Don Mario Crociata bacchetta Berlusconi


MODELLI - Il segretario della Cei ha voluto inquadrare la questione della morale politica nello scenario dell'emergenza educativa. «Il richiamo agli adulti - ha spiegato - è imprescindibile». L'educazione dei giovani non può avvenire solo a parole ma anche attraverso i modelli, ha proseguito. «Molti ragazzi e giovani - ha osservato - sono scoraggiati nella loro disponibilità a voler diventare maturi da esempi, modelli e discorsi che allontanano dai valori».

LA CRISI - All'indomani dell'allarme sui licenziamenti lanciato dal cardinale Bagnasco, monsignor Crociata è tornata sul tema della crisi, spiegando che i vescovi italiani non vogliono dare un giudizio su quanto fatto finora dal governo per combatterla, ma che si limitano a indicare le difficoltà e i problemi ancora presenti e ad incoraggiare «a fare sempre di più e meglio». «Esprimiamo la preoccupazione - ha sottolineato il segretario della Cei- per una realtà sociale, ma noi non siamo un soggetto politico che deve dare patenti o riconoscimenti a qualcuno. Siamo un soggetto pastorale - ha aggiunto - che se vede un problema lo segnala e si sforza di mettersi in gioco. Noi richiamiamo l’attenzione affinché i problemi ancora presenti siano posti all’attenzione di chi gestisce la cosa pubblica e incoraggiamo a chi ha il compito in questo campo a fare sempre di più e meglio».
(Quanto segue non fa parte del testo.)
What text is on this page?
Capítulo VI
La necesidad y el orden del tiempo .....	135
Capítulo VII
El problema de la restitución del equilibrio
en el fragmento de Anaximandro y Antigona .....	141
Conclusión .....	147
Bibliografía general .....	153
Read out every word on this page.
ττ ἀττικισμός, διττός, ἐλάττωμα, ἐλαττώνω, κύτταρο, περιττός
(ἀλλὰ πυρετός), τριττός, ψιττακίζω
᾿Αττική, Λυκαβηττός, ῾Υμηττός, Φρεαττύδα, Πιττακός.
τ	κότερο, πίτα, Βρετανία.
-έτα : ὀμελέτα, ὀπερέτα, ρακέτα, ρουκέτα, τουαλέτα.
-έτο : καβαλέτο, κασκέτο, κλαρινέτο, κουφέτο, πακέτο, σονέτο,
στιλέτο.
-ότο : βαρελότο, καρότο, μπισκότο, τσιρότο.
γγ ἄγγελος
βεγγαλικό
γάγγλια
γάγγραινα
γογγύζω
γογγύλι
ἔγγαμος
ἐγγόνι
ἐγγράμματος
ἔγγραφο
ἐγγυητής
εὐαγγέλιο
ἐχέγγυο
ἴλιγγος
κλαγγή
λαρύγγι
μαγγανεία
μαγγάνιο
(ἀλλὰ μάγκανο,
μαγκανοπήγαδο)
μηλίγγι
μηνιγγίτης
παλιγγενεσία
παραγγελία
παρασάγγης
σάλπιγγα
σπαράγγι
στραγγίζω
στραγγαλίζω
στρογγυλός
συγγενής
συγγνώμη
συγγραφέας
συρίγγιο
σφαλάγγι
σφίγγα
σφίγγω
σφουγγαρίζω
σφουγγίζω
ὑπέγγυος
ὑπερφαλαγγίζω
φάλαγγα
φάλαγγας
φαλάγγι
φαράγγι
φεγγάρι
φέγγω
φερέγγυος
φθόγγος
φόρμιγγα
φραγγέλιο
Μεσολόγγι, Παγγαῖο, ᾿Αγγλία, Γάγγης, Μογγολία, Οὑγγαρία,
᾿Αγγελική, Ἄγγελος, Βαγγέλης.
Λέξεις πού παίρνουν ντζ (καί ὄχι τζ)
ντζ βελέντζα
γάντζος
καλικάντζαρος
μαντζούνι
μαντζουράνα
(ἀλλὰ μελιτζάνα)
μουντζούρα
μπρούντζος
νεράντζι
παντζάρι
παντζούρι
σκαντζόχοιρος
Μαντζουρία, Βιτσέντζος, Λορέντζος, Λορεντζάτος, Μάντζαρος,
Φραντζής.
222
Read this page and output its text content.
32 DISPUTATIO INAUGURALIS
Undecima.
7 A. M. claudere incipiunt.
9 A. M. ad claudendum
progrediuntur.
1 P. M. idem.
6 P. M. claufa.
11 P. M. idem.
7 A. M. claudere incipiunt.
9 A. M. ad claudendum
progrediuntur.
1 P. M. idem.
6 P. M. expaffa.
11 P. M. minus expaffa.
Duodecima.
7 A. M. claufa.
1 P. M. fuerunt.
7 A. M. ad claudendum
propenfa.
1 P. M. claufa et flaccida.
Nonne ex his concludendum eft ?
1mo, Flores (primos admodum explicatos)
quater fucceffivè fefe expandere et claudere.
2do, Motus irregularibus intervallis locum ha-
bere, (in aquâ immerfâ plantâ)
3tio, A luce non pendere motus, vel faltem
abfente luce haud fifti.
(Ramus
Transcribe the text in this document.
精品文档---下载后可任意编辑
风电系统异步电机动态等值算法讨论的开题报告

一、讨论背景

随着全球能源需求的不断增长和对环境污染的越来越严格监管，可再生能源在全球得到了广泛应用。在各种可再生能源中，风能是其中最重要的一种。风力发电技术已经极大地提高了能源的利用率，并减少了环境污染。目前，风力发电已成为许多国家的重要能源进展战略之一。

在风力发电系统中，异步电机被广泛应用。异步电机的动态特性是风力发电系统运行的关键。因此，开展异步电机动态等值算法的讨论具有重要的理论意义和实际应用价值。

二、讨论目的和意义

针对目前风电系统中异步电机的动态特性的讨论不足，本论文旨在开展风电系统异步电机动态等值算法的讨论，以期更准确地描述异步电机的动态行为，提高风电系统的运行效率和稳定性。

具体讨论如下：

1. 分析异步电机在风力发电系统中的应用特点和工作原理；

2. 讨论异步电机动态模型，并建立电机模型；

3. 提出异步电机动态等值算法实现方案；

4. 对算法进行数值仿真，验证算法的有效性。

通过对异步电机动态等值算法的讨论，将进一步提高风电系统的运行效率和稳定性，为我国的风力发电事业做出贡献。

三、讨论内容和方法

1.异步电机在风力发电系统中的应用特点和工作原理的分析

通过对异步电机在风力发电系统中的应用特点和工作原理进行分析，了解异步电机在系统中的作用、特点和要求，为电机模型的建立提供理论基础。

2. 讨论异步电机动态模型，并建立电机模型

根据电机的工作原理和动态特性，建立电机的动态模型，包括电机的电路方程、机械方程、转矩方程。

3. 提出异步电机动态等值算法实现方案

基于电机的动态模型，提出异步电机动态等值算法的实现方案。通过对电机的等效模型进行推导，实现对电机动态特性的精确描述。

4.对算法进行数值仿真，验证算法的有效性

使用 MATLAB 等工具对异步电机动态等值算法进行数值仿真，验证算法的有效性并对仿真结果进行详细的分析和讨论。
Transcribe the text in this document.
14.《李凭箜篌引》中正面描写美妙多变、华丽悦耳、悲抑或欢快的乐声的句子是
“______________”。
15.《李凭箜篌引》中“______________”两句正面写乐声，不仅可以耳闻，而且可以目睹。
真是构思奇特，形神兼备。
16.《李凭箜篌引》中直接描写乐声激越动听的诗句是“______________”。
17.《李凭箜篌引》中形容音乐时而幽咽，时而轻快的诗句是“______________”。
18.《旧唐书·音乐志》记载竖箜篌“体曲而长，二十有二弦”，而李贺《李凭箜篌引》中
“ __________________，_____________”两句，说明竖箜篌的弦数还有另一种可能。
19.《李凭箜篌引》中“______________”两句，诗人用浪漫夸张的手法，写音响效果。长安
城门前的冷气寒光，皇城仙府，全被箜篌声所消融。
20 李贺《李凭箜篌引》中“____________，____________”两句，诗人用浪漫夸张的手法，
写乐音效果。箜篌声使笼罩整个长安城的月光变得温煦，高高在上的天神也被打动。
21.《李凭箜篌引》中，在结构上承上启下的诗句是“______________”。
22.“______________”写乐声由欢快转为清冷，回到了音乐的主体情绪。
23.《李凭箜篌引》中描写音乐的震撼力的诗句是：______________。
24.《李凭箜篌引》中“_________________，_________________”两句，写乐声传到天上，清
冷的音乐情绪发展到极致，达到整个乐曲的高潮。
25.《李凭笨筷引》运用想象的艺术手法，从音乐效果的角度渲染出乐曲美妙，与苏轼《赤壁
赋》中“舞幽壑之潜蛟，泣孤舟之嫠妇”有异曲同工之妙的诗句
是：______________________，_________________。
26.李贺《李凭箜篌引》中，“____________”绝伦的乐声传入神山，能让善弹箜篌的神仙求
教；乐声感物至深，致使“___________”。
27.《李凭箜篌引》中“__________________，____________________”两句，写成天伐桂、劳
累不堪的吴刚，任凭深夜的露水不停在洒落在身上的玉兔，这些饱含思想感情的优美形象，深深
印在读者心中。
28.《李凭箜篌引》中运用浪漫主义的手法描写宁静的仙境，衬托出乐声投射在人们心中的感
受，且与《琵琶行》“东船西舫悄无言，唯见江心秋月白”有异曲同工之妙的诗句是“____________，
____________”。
«INTERCULTURALISMO» - Nel corso della conferenza stampa sui lavori dell'Assemblea Cei, Crociata è poi tornato sul tema dell'immigrazione, specificando che la preferenza della Chiesa è per il modello dell'interculturalismo. «L'interculturalismo - ha spiegato il segretario della conferenza episcopale italiana - è scambio, arricchimento, condivisione di un territorio e dei valori e istituzioni che fanno l'unità di quel territorio che non è un'unità geografica ma storica e culturale, la quale - ha scandito Crociata - deve essere contesto e orizzonte in cui le varie culture possono integrarsi attorno a quella che è la cultura non dominante ma che plasma il tessuto artistico e sociale di comune appartenenza». Secondo i vescovi, cioè, «chi arriva non è invitato a negare la propria identità ma a viverla nel rapporto con gli altri».